A margine della presentazione della Carta Archeologica nell’ambito del Piano Strutturale comunale, svoltasi nella sala 14 del Protoconvento Francescano per mano  del Comune di Castrovillari, della Soprintendenza per i Beni Archeologici della Calabria, del Gruppo Archeologico del Pollino- Associazione di Volontariato per i Beni Culturali, impegnato da anni per la tutela e valorizzazione dei Beni Archeologici del territorio e nella gestione dei servizi culturali del Museo Archeologico  di Castrovillari, l’Assessore municipale allo Sviluppo Territoriale e delle Progettazioni, Giovanna Castagnaro, ha affidato una dichiarazione alla stampa precisando il ruolo della Carta nel PSC e ricordando che “l’attuale Amministrazione Comunale, in sintonia con le finalità dello strumento di pianificazione e programmazione denominato PSC, sta investendo sul potenziamento e la valorizzazione delle risorse territoriali intrinseche con l’ambizione di indurre le comunità, attraverso processi dinamici, a conservare, interpretare e promuovere il proprio patrimonio in funzione di uno sviluppo endogeno, regolato su criteri di pubblica utilità, rendimento economico, valore sociale e sostenibilità ambientale.”

L’Ufficio del Piano, in particolarericorda l’Assessore - , ha colto l’opportunità di dotare la città di una Carta Archeologica, nella convinzione che il suo vetusto passato tradito dall’etimo stesso del nome, ancor prima che dai numerosi ritrovamenti, possa rappresentare per la comunità intera un volano di crescita sociale, economica e culturale, una risorsa inespressa da riscoprire. Va tuttavia sottolineato che senza un’efficiente gestione economica integrata dei beni culturali, come risorsa, diventa assai difficoltoso garantire le finalità della conservazione. Tutela e conservazione sono, altresì, condizioni necessarie, ma non sufficienti. Occorre anche – aggiunge l’amministratore -  una gestione in grado di attivare, assieme alla tutela delle identità, le filiera delle attività culturali e produttive ad essa correlate. A questo proposito emerge chiaro il legame tra la valorizzazione dei siti archeologici ed il potenziamento dell’ospitalità diffusa, perseguito nel PSC, attraverso l’attento studio riservato alla florida diffusione sul territorio rurale locale di Ville e Casali.

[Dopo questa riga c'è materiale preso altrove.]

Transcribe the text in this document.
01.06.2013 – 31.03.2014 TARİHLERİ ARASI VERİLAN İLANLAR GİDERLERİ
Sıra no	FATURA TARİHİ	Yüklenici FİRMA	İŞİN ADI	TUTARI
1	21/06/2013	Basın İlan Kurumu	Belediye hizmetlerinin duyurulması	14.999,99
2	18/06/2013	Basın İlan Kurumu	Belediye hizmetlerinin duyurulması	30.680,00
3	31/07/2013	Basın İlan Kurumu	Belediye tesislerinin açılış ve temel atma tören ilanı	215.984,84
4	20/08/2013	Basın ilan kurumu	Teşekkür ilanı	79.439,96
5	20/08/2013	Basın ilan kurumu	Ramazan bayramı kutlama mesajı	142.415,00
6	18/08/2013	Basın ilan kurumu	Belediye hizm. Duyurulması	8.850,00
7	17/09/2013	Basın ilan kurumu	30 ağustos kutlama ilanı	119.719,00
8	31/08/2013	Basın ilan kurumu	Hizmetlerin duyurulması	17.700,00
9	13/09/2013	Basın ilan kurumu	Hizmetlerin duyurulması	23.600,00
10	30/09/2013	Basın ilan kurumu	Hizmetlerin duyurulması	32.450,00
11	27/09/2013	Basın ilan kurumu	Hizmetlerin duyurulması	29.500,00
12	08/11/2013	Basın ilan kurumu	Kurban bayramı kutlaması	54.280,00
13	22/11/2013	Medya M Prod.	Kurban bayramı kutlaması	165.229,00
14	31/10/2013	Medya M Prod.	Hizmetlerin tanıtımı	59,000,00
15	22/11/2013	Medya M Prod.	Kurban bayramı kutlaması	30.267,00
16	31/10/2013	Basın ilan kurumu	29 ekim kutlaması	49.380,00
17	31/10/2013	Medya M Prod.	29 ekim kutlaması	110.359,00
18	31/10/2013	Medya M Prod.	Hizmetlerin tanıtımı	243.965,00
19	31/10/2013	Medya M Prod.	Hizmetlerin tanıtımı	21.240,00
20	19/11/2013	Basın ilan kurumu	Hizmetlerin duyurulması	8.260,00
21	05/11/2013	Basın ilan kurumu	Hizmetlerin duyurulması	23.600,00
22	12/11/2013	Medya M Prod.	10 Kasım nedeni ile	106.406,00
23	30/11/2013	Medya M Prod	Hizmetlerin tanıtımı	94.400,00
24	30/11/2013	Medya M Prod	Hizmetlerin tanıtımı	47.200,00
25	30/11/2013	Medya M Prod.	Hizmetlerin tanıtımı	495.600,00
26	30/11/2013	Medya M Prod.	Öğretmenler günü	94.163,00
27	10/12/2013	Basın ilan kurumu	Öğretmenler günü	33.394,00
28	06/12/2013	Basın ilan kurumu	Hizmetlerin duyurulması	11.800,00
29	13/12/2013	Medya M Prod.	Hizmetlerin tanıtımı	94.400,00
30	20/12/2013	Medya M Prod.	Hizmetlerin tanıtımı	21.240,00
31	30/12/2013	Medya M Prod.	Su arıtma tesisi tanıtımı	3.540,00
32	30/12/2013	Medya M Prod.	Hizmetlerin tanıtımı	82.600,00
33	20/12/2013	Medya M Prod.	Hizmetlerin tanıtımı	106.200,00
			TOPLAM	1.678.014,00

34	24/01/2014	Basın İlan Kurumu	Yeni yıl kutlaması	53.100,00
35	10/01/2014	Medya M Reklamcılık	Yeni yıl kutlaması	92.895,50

“Pertanto diventa prioritario- sostiene l’amministratore-  riflettere su percorsi di pianificazione strategica, ampiamente partecipati e condivisi, volti alla riqualificazione degli innumerevoli siti rinvenuti, che sapientemente messi in rete e interconnessi tra loro attraverso un unico filo (rosso) conduttore potranno trovare la giusta risonanza a livello nazionale ed internazionale ritagliandosi la loro larga fetta nel mercato del turismo di nicchia. In quest’ottica l’istituzione di cooperative che svolgano attività di guida turistica, la creazione di aree attrezzate a servizio dei siti, l’impiego di idonee segnaletiche lungo le arterie principali di collegamento e la sistematica messa in rete dei reperti – conclude  l’Assessore Castagnaro - può innescare processi di proficua gestione del patrimonio locale, i quali rilancino la nostra area sottraendola dall’anonimato territoriale in cui è reclusa da decenni.”